Created 04-08-2018 05:28 AM
Hi there,
Fairly typical data flow requirement. CSV file, insert into mariadb staging table, do stuff to clean, import into permanent table.
Got all of that working, except the bit where it needs to truncate the staging table before doing the insert.
Current process is GenerateFlowData (for testing purposes) -> PutDatabaseRecord -> PutSQL (to run the post insert)
I have an Execute SQL ready to go with a TRUNCATE file statement in it. I've tried inserting it between the Generate and the PutDatabaseRecord, joining on failure, but I'm not getting any data through it.
Any ideas?
Created on 04-14-2018 03:41 AM - edited 08-17-2019 10:05 PM
If you are using NiFi1.5+ then you can use PutSQL processor with SQL Statement property as your Truncate statement,as this processor won't change the contents of flowfile, so we can use PutDatabaseRecord processor to prepare SQL statements and finally use PutSQL processor for post insert.
jira addressing SQL statement property in PutSQL processor,
https://issues.apache.org/jira/browse/NIFI-4522
Flow:-
If you are running Prior version of NiFi1.5 then use executescript processor to run truncate statement on the target database and then use PutDatabaseRecord and PutSQL processors. Please refer to this link for more details.
.
If the Answer helped to resolve your issue, Click on Accept button below to accept the answer, That would be great help to Community users to find solution quickly for these kind of issues.
Created 04-14-2018 07:40 PM
If you are having more than one file to process then use Merge Content processor after GetFile processor,Merge Content processor merges more than one file into one file.
Flow:-
Get File --> MergeContent -->Truncate Table --> insert csv into Table --> clean up
by using merge content processor we are processing one file at a time even though you are having more than one file.
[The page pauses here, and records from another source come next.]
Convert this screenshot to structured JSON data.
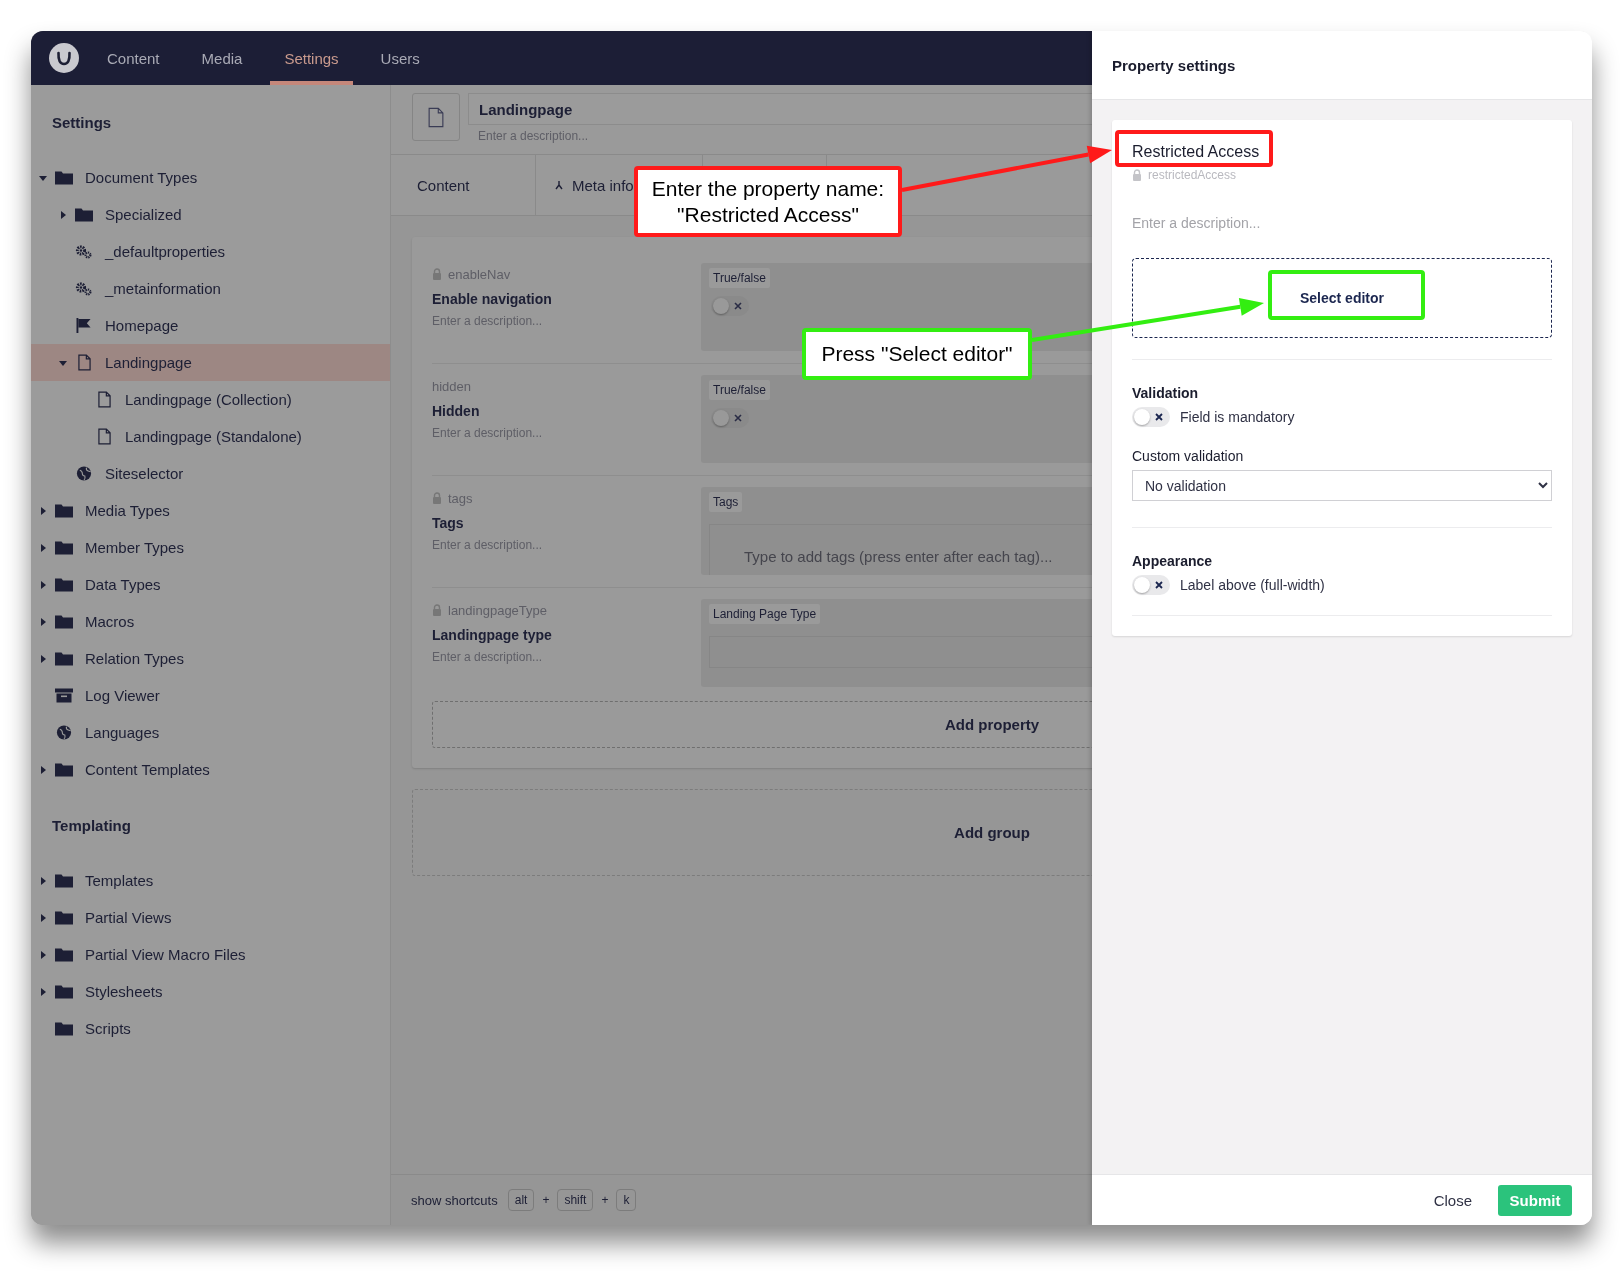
{
  "topnav": {
    "sections": [
      {
        "label": "Content",
        "selected": false
      },
      {
        "label": "Media",
        "selected": false
      },
      {
        "label": "Settings",
        "selected": true
      },
      {
        "label": "Users",
        "selected": false
      }
    ]
  },
  "sidebar": {
    "groups": [
      {
        "title": "Settings",
        "items": [
          {
            "label": "Document Types",
            "kind": "folder",
            "expanded": true,
            "selected": false,
            "children": [
              {
                "label": "Specialized",
                "kind": "folder",
                "expanded": false,
                "selected": false
              },
              {
                "label": "_defaultproperties",
                "kind": "gears",
                "selected": false
              },
              {
                "label": "_metainformation",
                "kind": "gears",
                "selected": false
              },
              {
                "label": "Homepage",
                "kind": "flag",
                "selected": false
              },
              {
                "label": "Landingpage",
                "kind": "document",
                "expanded": true,
                "selected": true,
                "children": [
                  {
                    "label": "Landingpage (Collection)",
                    "kind": "document",
                    "selected": false
                  },
                  {
                    "label": "Landingpage (Standalone)",
                    "kind": "document",
                    "selected": false
                  }
                ]
              },
              {
                "label": "Siteselector",
                "kind": "globe",
                "selected": false
              }
            ]
          },
          {
            "label": "Media Types",
            "kind": "folder",
            "expanded": false,
            "selected": false
          },
          {
            "label": "Member Types",
            "kind": "folder",
            "expanded": false,
            "selected": false
          },
          {
            "label": "Data Types",
            "kind": "folder",
            "expanded": false,
            "selected": false
          },
          {
            "label": "Macros",
            "kind": "folder",
            "expanded": false,
            "selected": false
          },
          {
            "label": "Relation Types",
            "kind": "folder",
            "expanded": false,
            "selected": false
          },
          {
            "label": "Log Viewer",
            "kind": "archive",
            "selected": false
          },
          {
            "label": "Languages",
            "kind": "globe",
            "selected": false
          },
          {
            "label": "Content Templates",
            "kind": "folder",
            "expanded": false,
            "selected": false
          }
        ]
      },
      {
        "title": "Templating",
        "items": [
          {
            "label": "Templates",
            "kind": "folder",
            "expanded": false,
            "selected": false
          },
          {
            "label": "Partial Views",
            "kind": "folder",
            "expanded": false,
            "selected": false
          },
          {
            "label": "Partial View Macro Files",
            "kind": "folder",
            "expanded": false,
            "selected": false
          },
          {
            "label": "Stylesheets",
            "kind": "folder",
            "expanded": false,
            "selected": false
          },
          {
            "label": "Scripts",
            "kind": "folder",
            "selected": false
          }
        ]
      }
    ]
  },
  "document_type": {
    "name": "Landingpage",
    "description_placeholder": "Enter a description...",
    "tabs": [
      {
        "label": "Content"
      },
      {
        "label": "Meta info"
      }
    ],
    "properties": [
      {
        "alias": "enableNav",
        "locked": true,
        "name": "Enable navigation",
        "description_placeholder": "Enter a description...",
        "editor": {
          "label": "True/false",
          "kind": "toggle",
          "on": false
        }
      },
      {
        "alias": "hidden",
        "locked": false,
        "name": "Hidden",
        "description_placeholder": "Enter a description...",
        "editor": {
          "label": "True/false",
          "kind": "toggle",
          "on": false
        }
      },
      {
        "alias": "tags",
        "locked": true,
        "name": "Tags",
        "description_placeholder": "Enter a description...",
        "editor": {
          "label": "Tags",
          "kind": "tags",
          "placeholder": "Type to add tags (press enter after each tag)..."
        }
      },
      {
        "alias": "landingpageType",
        "locked": true,
        "name": "Landingpage type",
        "description_placeholder": "Enter a description...",
        "editor": {
          "label": "Landing Page Type",
          "kind": "text"
        }
      }
    ],
    "add_property": "Add property",
    "add_group": "Add group"
  },
  "shortcuts": {
    "label": "show shortcuts",
    "parts": [
      {
        "kind": "key",
        "text": "alt"
      },
      {
        "kind": "plus",
        "text": "+"
      },
      {
        "kind": "key",
        "text": "shift"
      },
      {
        "kind": "plus",
        "text": "+"
      },
      {
        "kind": "key",
        "text": "k"
      }
    ]
  },
  "panel": {
    "title": "Property settings",
    "property_name": "Restricted Access",
    "alias": "restrictedAccess",
    "alias_locked": true,
    "description_placeholder": "Enter a description...",
    "select_editor": "Select editor",
    "validation": {
      "heading": "Validation",
      "mandatory": {
        "label": "Field is mandatory",
        "on": false
      },
      "custom_label": "Custom validation",
      "custom_value": "No validation"
    },
    "appearance": {
      "heading": "Appearance",
      "label_above": {
        "label": "Label above (full-width)",
        "on": false
      }
    },
    "close": "Close",
    "submit": "Submit"
  },
  "annotations": [
    {
      "kind": "name-callout",
      "text": "Enter the property name:\n\"Restricted Access\"",
      "color": "#ff1a1a"
    },
    {
      "kind": "editor-callout",
      "text": "Press \"Select editor\"",
      "color": "#33ee11"
    }
  ]
}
PutDatabaseRecord processor(all record based processors) are pretty powerful in NiFi which can handle millions of records.
Please refer to below links to know how to configure merge content processor
https://community.hortonworks.com/questions/64337/apache-nifi-merge-content.html
https://community.hortonworks.com/questions/161827/mergeprocessor-nifi-using-the-correlation-attribu...
https://community.hortonworks.com/questions/149047/nifi-how-to-handle-with-mergecontent-processor.ht...
in addition there are wait and notify processors in NiFi, which Routes incoming FlowFiles to the 'wait' relationship until a matching release signal is stored in the distributed cache from a corresponding Notify processor. When a matching release signal is identified, a waiting FlowFile is routed to the 'success' relationship.
http://ijokarumawak.github.io/nifi/2017/02/02/nifi-notify-batch/
Created 04-14-2018 07:04 PM
Thanks Shu - difficulty with the solution as written is if I have more than one file to process. I need to:
get file -> truncate table -> insert csv into table -> clean up
... all in one "transaction" as it were... so the truncation triggered by the second file doesn't happen until after the clean up for the first. Considering using some sort of semaphoring table... thoughts?